DataNode: 用于存储HDFS的数据,
public class DataNode extends Configured
implements InterDatanodeProtocol, ClientDatanodeProtocol, FSConstants, Runnable {。。。}
1,实现了InterDatanodeProtocol, ClientDatanodeProtocol来供与客户端以及其他DataNode的通信,接受请求。
2,实现Runnable 接口
首先是来看下run()方法
public void run() {
LOG.info(dnRegistration + "In DataNode.run, data = " + data);
// start dataXceiveServer
dataXceiverServer.start();//启动 dataXceiverServer服务器
while (shouldRun) {
try {
startDistributedUpgradeIfNeeded();//Hadoop文件系统升级监测
offerService();//循环,主要是定时向NameNode发送心跳,响应并执行NameNode返回的命令
} catch (Exception ex) {
LOG.error("Exception: " + StringUtils.stringifyException(ex));
if (shouldRun) {
try {
Thread.sleep(5000);
} catch (InterruptedException ie) {
}
}
}
}
LOG.info(dnRegistration + ":Finishing DataNode in: "+data);
shutdown();
}
①, dataXceiverServer.start();开启数据监听守护进程,有数据到来时,开启一个DataXceiver线程
DataXceiverServer.java
public void run() {
while (datanode.shouldRun) {
try {
Socket s = ss.accept();
s.setTcpNoDelay(true);
new Daemon(datanode.threadGroup,
new DataXceiver(s, datanode, this)).start();//启动DataXceiver
} catch (SocketTimeoutException ignored) {
// wake up to see if should continue to run
} catch (IOException ie) {
LOG.warn(datanode.dnRegistration + ":DataXceiveServer: "

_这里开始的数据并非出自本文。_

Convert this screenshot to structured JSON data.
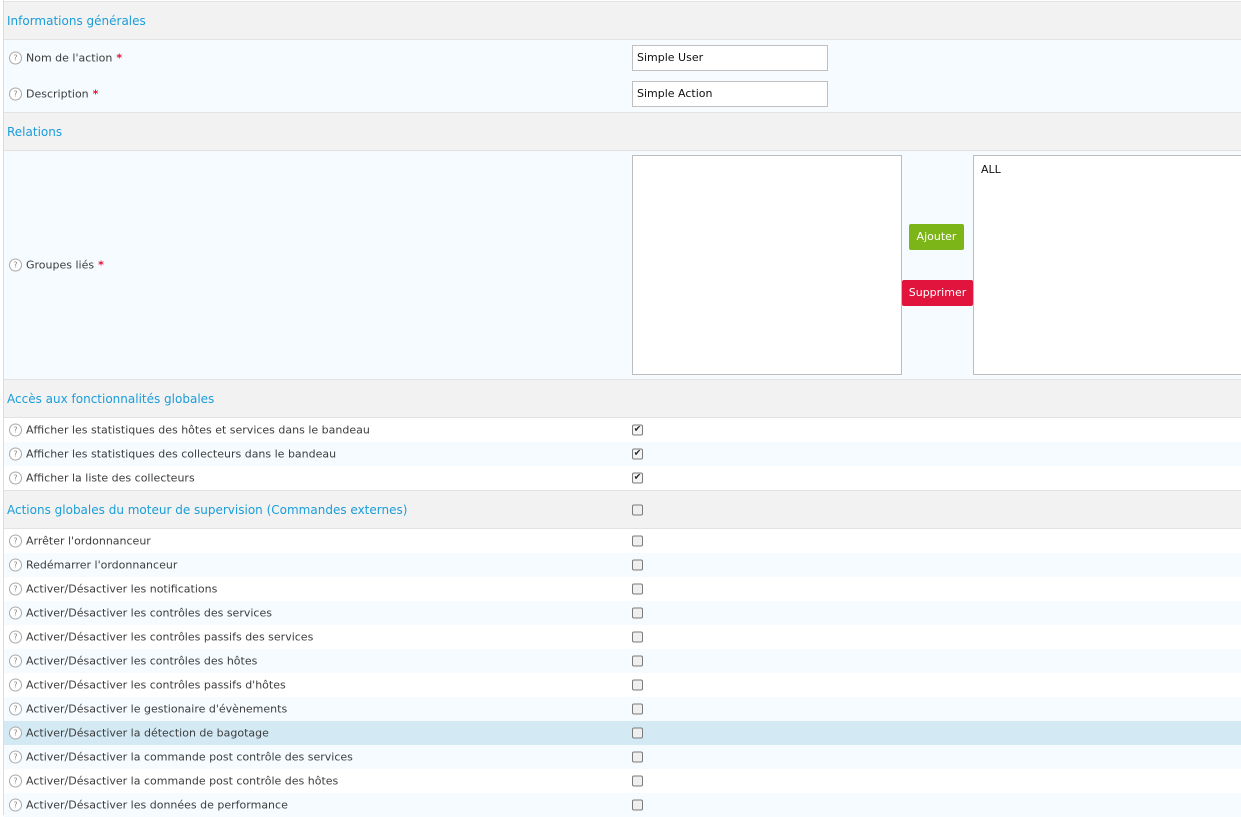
{
  "sections": {
    "general": "Informations générales",
    "relations": "Relations",
    "global_access": "Accès aux fonctionnalités globales",
    "global_actions": "Actions globales du moteur de supervision (Commandes externes)"
  },
  "fields": {
    "action_name": {
      "label": "Nom de l'action",
      "required": "*",
      "value": "Simple User"
    },
    "description": {
      "label": "Description",
      "required": "*",
      "value": "Simple Action"
    },
    "linked_groups": {
      "label": "Groupes liés",
      "required": "*",
      "available": [],
      "selected": [
        "ALL"
      ]
    }
  },
  "buttons": {
    "add": "Ajouter",
    "remove": "Supprimer"
  },
  "help_icon": "?",
  "check_glyph": "✔",
  "colors": {
    "section_title": "#1a9dd9",
    "add_button": "#7cb518",
    "remove_button": "#e0143c",
    "required": "#e0143c",
    "highlight_row": "#d3eaf5"
  },
  "global_access_items": [
    {
      "label": "Afficher les statistiques des hôtes et services dans le bandeau",
      "checked": true
    },
    {
      "label": "Afficher les statistiques des collecteurs dans le bandeau",
      "checked": true
    },
    {
      "label": "Afficher la liste des collecteurs",
      "checked": true
    }
  ],
  "global_actions_all_checked": false,
  "global_actions_items": [
    {
      "label": "Arrêter l'ordonnanceur",
      "checked": false
    },
    {
      "label": "Redémarrer l'ordonnanceur",
      "checked": false
    },
    {
      "label": "Activer/Désactiver les notifications",
      "checked": false
    },
    {
      "label": "Activer/Désactiver les contrôles des services",
      "checked": false
    },
    {
      "label": "Activer/Désactiver les contrôles passifs des services",
      "checked": false
    },
    {
      "label": "Activer/Désactiver les contrôles des hôtes",
      "checked": false
    },
    {
      "label": "Activer/Désactiver les contrôles passifs d'hôtes",
      "checked": false
    },
    {
      "label": "Activer/Désactiver le gestionaire d'évènements",
      "checked": false
    },
    {
      "label": "Activer/Désactiver la détection de bagotage",
      "checked": false,
      "highlighted": true
    },
    {
      "label": "Activer/Désactiver la commande post contrôle des services",
      "checked": false
    },
    {
      "label": "Activer/Désactiver la commande post contrôle des hôtes",
      "checked": false
    },
    {
      "label": "Activer/Désactiver les données de performance",
      "checked": false
    }
  ]
}
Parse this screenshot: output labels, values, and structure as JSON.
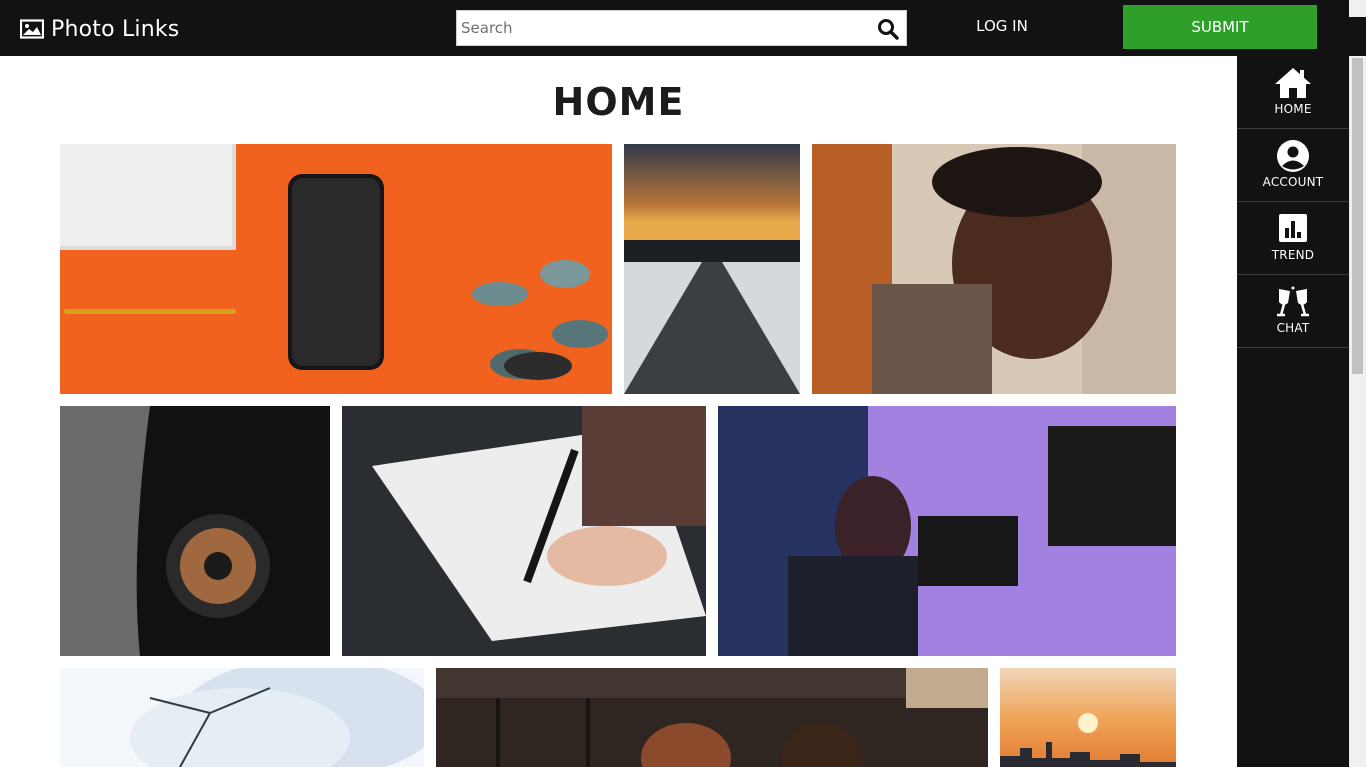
{
  "header": {
    "brand": "Photo Links",
    "search_placeholder": "Search",
    "login_label": "LOG IN",
    "submit_label": "SUBMIT"
  },
  "sidebar": {
    "items": [
      {
        "label": "HOME",
        "icon": "home-icon"
      },
      {
        "label": "ACCOUNT",
        "icon": "account-icon"
      },
      {
        "label": "TREND",
        "icon": "trend-icon"
      },
      {
        "label": "CHAT",
        "icon": "chat-icon"
      }
    ]
  },
  "main": {
    "title": "HOME"
  },
  "colors": {
    "topbar": "#121212",
    "submit": "#2ea02a",
    "sidebar": "#121212"
  }
}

+ StringUtils.stringifyException(ie));
} catch (Throwable te) {
LOG.error(datanode.dnRegistration + ":DataXceiveServer: Exiting due to:"
+ StringUtils.stringifyException(te));
datanode.shouldRun = false;
}
}
try {
ss.close();
} catch (IOException ie) {
LOG.warn(datanode.dnRegistration + ":DataXceiveServer: "
+ StringUtils.stringifyException(ie));
}
}
在DataXceiver中主要是从DataXceiverServer读写数据
-------DataXceiver.java----------
/**
* Read/write data from/to the DataXceiveServer.
*/
public void run() {
DataInputStream in=null;
try {
in = new DataInputStream(
new BufferedInputStream(NetUtils.getInputStream(s),
SMALL_BUFFER_SIZE));//获取NameNode的流信息
short version = in.readShort();//获取版本信息
if ( version != DataTransferProtocol.DATA_TRANSFER_VERSION ) {
throw new IOException( "Version Mismatch" );
}
boolean local = s.getInetAddress().equals(s.getLocalAddress());
byte op = in.readByte();
// Make sure the xciver count is not exceeded
int curXceiverCount = datanode.getXceiverCount();
if (curXceiverCount > dataXceiverServer.maxXceiverCount) {
throw new IOException("xceiverCount " + curXceiverCount
+ " exceeds the limit of concurrent xcievers "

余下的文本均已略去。